Esteemed bug hunter and security expert Tavis Ormandy showed that the only thing worse than having your trust betrayed is having you trust betrayed by the Trend Micro virus scanner.
Late last year, Ormandy unveiled an important security breach in AVG's Chrome security add-on. Now, he focused his attention on the Trend Micro anti-virus, and what he found was not pretty.
Trend Micro's installation automatically brings along a piece of software called a Password Manager (PM), allowing malicious users to launch programs and execute commands on remote PCs.
What's even more disheartening is that the PM gives hackers access to all of the saved passwords on your machine, and it does so stealthily. In case you were wondering, Password Manager is compatible with PCs, Macs, Android and iOS.
Ormandy's security company tested the vulnerability of Trend Micro on an old API - specifically an older variant of Chromium. The security experts used version 41 of the software, although Trend Micro is already at version 49.
By utilizing the exploit he found in the "antiquated" variant of the anti-virus, Google's security engineer managed to remotely start Windows Calculator, a local program. This shows how unreliable some pieces of software can be, even when they are built with your safety in mind.

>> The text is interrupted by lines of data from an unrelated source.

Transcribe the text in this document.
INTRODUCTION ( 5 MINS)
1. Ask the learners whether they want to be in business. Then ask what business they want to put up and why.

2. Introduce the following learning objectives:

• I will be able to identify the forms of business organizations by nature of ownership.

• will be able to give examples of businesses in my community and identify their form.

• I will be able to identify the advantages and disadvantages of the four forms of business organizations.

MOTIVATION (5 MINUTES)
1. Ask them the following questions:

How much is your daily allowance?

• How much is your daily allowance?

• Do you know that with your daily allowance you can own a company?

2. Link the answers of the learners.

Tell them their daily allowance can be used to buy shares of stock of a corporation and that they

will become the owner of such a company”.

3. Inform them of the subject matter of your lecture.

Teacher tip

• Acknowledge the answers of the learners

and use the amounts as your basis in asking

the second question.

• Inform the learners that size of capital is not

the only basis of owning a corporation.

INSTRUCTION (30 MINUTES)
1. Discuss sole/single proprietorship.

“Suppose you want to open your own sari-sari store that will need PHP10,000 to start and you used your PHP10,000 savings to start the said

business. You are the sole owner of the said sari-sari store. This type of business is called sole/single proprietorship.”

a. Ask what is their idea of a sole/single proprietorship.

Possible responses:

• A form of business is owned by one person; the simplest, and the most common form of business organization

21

"I don't even know what to say - how could you enable this thing *by default* on all your customer machines without getting an audit from a competent security consultant?" Ormandy notes.

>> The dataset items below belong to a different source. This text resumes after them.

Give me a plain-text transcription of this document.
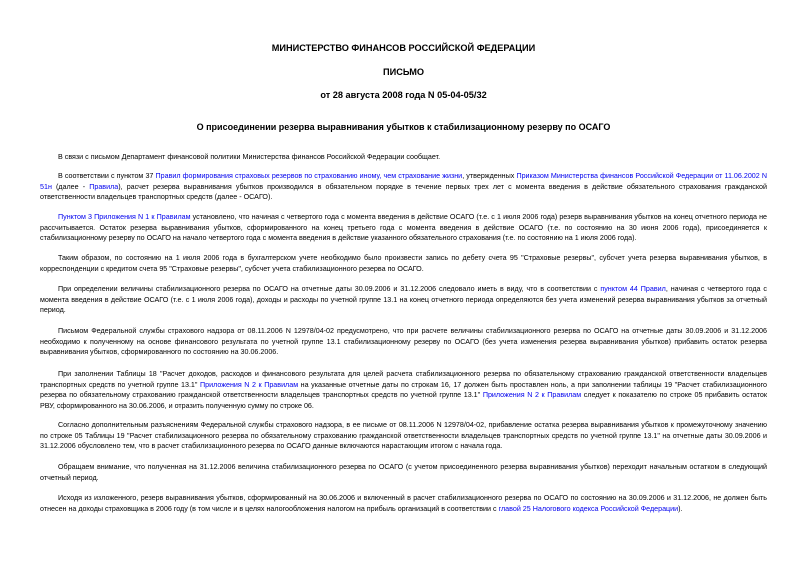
МИНИСТЕРСТВО ФИНАНСОВ РОССИЙСКОЙ ФЕДЕРАЦИИ
ПИСЬМО
от 28 августа 2008 года N 05-04-05/32
О присоединении резерва выравнивания убытков к стабилизационному резерву по ОСАГО

В связи с письмом Департамент финансовой политики Министерства финансов Российской Федерации сообщает.

В соответствии с пунктом 37 Правил формирования страховых резервов по страхованию иному, чем страхование жизни, утвержденных Приказом Министерства финансов Российской Федерации от 11.06.2002 N 51н (далее - Правила), расчет резерва выравнивания убытков производился в обязательном порядке в течение первых трех лет с момента введения в действие обязательного страхования гражданской ответственности владельцев транспортных средств (далее - ОСАГО).

Пунктом 3 Приложения N 1 к Правилам установлено, что начиная с четвертого года с момента введения в действие ОСАГО (т.е. с 1 июля 2006 года) резерв выравнивания убытков на конец отчетного периода не рассчитывается. Остаток резерва выравнивания убытков, сформированного на конец третьего года с момента введения в действие ОСАГО (т.е. по состоянию на 30 июня 2006 года), присоединяется к стабилизационному резерву по ОСАГО на начало четвертого года с момента введения в действие указанного обязательного страхования (т.е. по состоянию на 1 июля 2006 года).

Таким образом, по состоянию на 1 июля 2006 года в бухгалтерском учете необходимо было произвести запись по дебету счета 95 "Страховые резервы", субсчет учета резерва выравнивания убытков, в корреспонденции с кредитом счета 95 "Страховые резервы", субсчет учета стабилизационного резерва по ОСАГО.

При определении величины стабилизационного резерва по ОСАГО на отчетные даты 30.09.2006 и 31.12.2006 следовало иметь в виду, что в соответствии с пунктом 44 Правил, начиная с четвертого года с момента введения в действие ОСАГО (т.е. с 1 июля 2006 года), доходы и расходы по учетной группе 13.1 на конец отчетного периода определяются без учета изменений резерва выравнивания убытков за отчетный период.

Письмом Федеральной службы страхового надзора от 08.11.2006 N 12978/04-02 предусмотрено, что при расчете величины стабилизационного резерва по ОСАГО на отчетные даты 30.09.2006 и 31.12.2006 необходимо к полученному на основе финансового результата по учетной группе 13.1 стабилизационному резерву по ОСАГО (без учета изменения резерва выравнивания убытков) прибавить остаток резерва выравнивания убытков, сформированного по состоянию на 30.06.2006.

При заполнении Таблицы 18 "Расчет доходов, расходов и финансового результата для целей расчета стабилизационного резерва по обязательному страхованию гражданской ответственности владельцев транспортных средств по учетной группе 13.1" Приложения N 2 к Правилам на указанные отчетные даты по строкам 16, 17 должен быть проставлен ноль, а при заполнении таблицы 19 "Расчет стабилизационного резерва по обязательному страхованию гражданской ответственности владельцев транспортных средств по учетной группе 13.1" Приложения N 2 к Правилам следует к показателю по строке 05 прибавить остаток РВУ, сформированного на 30.06.2006, и отразить полученную сумму по строке 06.

Согласно дополнительным разъяснениям Федеральной службы страхового надзора, в ее письме от 08.11.2006 N 12978/04-02, прибавление остатка резерва выравнивания убытков к промежуточному значению по строке 05 Таблицы 19 "Расчет стабилизационного резерва по обязательному страхованию гражданской ответственности владельцев транспортных средств по учетной группе 13.1" на отчетные даты 30.09.2006 и 31.12.2006 обусловлено тем, что в расчет стабилизационного резерва по ОСАГО данные включаются нарастающим итогом с начала года.

Обращаем внимание, что полученная на 31.12.2006 величина стабилизационного резерва по ОСАГО (с учетом присоединенного резерва выравнивания убытков) переходит начальным остатком в следующий отчетный период.

Исходя из изложенного, резерв выравнивания убытков, сформированный на 30.06.2006 и включенный в расчет стабилизационного резерва по ОСАГО по состоянию на 30.09.2006 и 31.12.2006, не должен быть отнесен на доходы страховщика в 2006 году (в том числе и в целях налогообложения налогом на прибыль организаций в соответствии с главой 25 Налогового кодекса Российской Федерации).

The unveiling of the vulnerability points out that safety breeches are almost always present in the software that should prevent them. The camouflage capability of the malicious coding can hurt many PC users without them even knowing that they are under attack.
Trend Micro did the right PR move and apologized to its users, acknowledging that it put their safety at risk. The company further noted that it cooperated closely with Tavis to fix the bug.
"Thanks to his responsible work with us, we were able to address the most critical issues he brought us in less than one week," Trend Micro's blog reads.
It's not the first time such issues come to light, however. A while ago, Kaspersky sent out a warning to all users about the myriad of anti-virus programs available. The company underlined that among the honest and legitimate programs, there are a lot of fakes pretending to be under a bigger brand.
Researchers called out big names in the security industry for severe safety flaws in their antivirus products. Malwarebytes, Kaspersky Lab, AVG Technologies, Avast and ESET are only some of the enterprises that had to admit mistakes in coding.
It seems that attackers who exploit anti-virus programs take a liking on the remote execution of malevolent code, thus allowing them to hijack the antivirus product. This further allowed hackers to get high-access privilege to confidential files and information.
As antivirus software is a man-made product, so it is reasonable to expect some degree of coding error. It is also easy to understand that although the public does not expect the security applications to be entirely bug-free, it demands them to have fewer flaws than the rest of programs running on their computers.